1) First up is an op-ed found in the NYTimes this weekend that I found provocative. It is by an Psychiatrist that is frustrated how over medicated women in America are, and what this says about what it means to be a woman in our culture: Dr. Julie Holland, "Medicating Women's Feelings." (She is the author of Moody Bitches: The Truth About the Drugs You are Taking, The Sleep You're Missing, The Sex You're Not Having, and What's Really Making You Crazy.)

2) Second is a funny video that goes with the first ... This is from That Mitchell and Webb Look, because it is funny and it gets at something in our culture ... 



3) Third is the upcoming workshop happening at The Seattle School this weekend: Redeeming Food and Body. I don't think this is a particularly female issue though it does seem to reek more havoc with and in women's bodies. Kate Sweet, one of our grads, is one of the facilitators. Kate focused much of her integrative project on Michelle Lelwica's work around eating disorders and spirituality. If you are interestsed in this subject, check out Lelwica's Starving For Salvation: The Spiritual Dimensions of Eating Problems Among American Girls and Women.

4) Fourth, Nuns and Oblates! I wrote a blog post recently on Sister Joan Chittister on her views regarding the place of women in the Catholic Church, check it out. I also just ran across a fun little article in The Atlantic about Europe's last Brewmaster Nun, Sister Doris Engelhard. And a nod of the hat has to go to Kathleen Norris, who is a benedictine oblate. Her book The Cloister Walk came at a pivotal time in my spirituality, giving me new language for prayer, spirituality, creativity, poetry, the prophetic, and femininity. She helped me with language around a more embodied spirituality that helped me to embrace both my deep sense of faith and practice and, in many ways, my deep sense of betrayal that I felt from and through the spiritual tradition in which I was raised and discipled. I have experienced over the years that God endures even past our frustrations and critiques. Plus, in the process, we might even realize that there are many good gifts that have been given and received along the way.
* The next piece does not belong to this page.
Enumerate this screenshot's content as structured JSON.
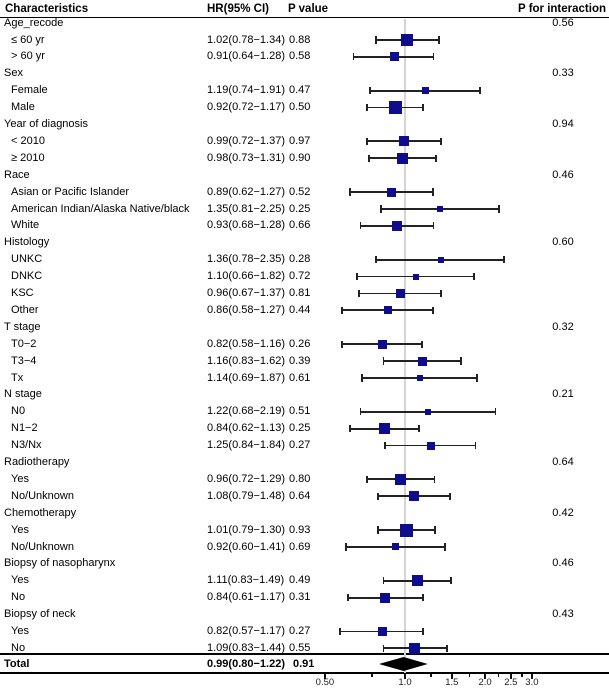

5) Rachel Held Evans. I think she is the current voice of (post)Evangelical women. Her current book is Searching For Sunday: Loving, Leaving, and Finding the Church. The other voice that many of my friends and students turn to is Lauren Winner. She teaches at Duke Divinity School and is also a memoirist. She has a book coming out later this month, Wearing God: Clothing, Laughter, Fire, and Other Overlooked Ways of Meeting God.

6) And, Tina Fey, just because ....



Of course there are many more things, videos, etc. that we could look at along the way. My list is not very diverse. Other things to add?